Here at IC Towers, we've been wondering what are the best and worst teams to support, from the point of view of maximizing happiness?
The natural answer - Arsenal - won't do. Sure, they play the best football. But this is offset by the fact that it's hard to get tickets, and when you do, you're surrounded by tourists. And tourists have no more business being at football grounds than women or the middle classes. By contrast, fans of smaller teams get to have a laugh with their mates, and get the civic pride of supporting their local team and not being glory hunters.
This leaves two theories.
1. People adapt to their circumstances. This predicts that the happiest fans will be those doing well relative to the recent past - Watford, West Brom, Man City - whilst the unhappiest will be those doing badly - S****s, Sheffield United.

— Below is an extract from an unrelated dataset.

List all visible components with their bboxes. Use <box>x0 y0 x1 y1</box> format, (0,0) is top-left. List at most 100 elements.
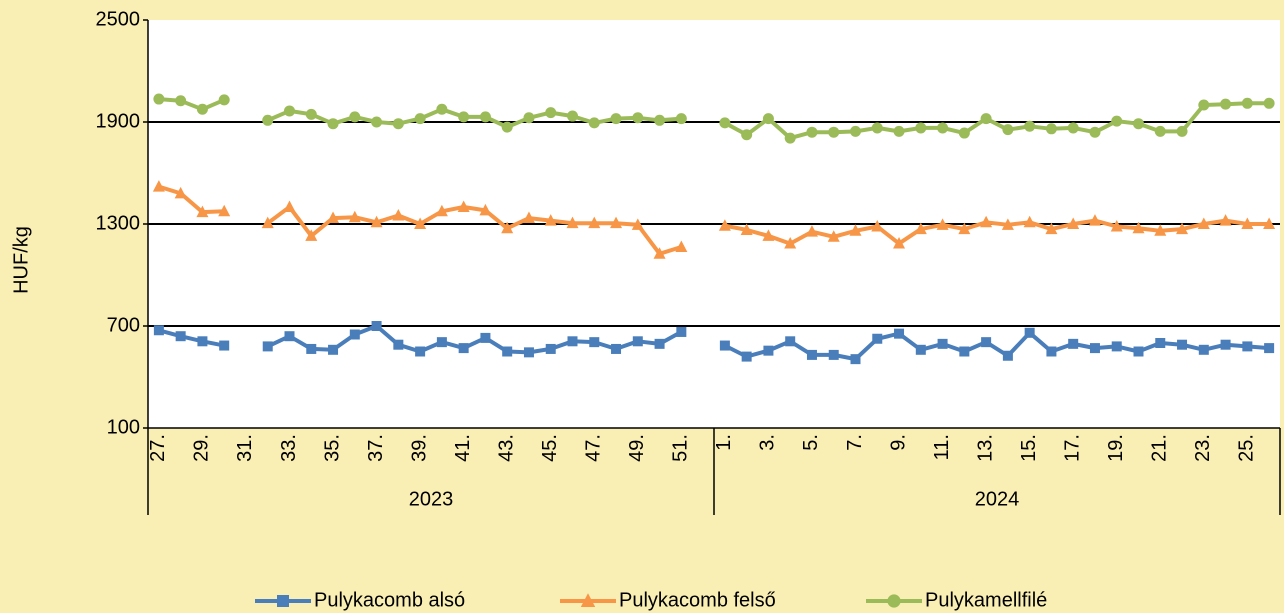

2. Memory matters. My Evertonian colleagues seem happy enough, even though they last won the league 20 years ago. And Paul rarely shuts up about Forest's European Cup wins. This suggests that the memory of good times can tide us over lean periods; it's not too bad to live in the ruins of an empire.
The thing is, these two theories conflict. If Forest and Everton fans take pride in the glories of 20-30 years ago, shouldn't S***s fans take comfort from the relative success of the last couple of seasons? But this seems not to happen, suggesting a non-linear relationship between past happiness and present happiness. Does this generalize outside football?
As the answer to the original question, how about Newcastle as the worst team to support? They don't have any glorious history, at least in living non-fictitious memory. And yet their fans seem never to have adapted to their team's mediocrity.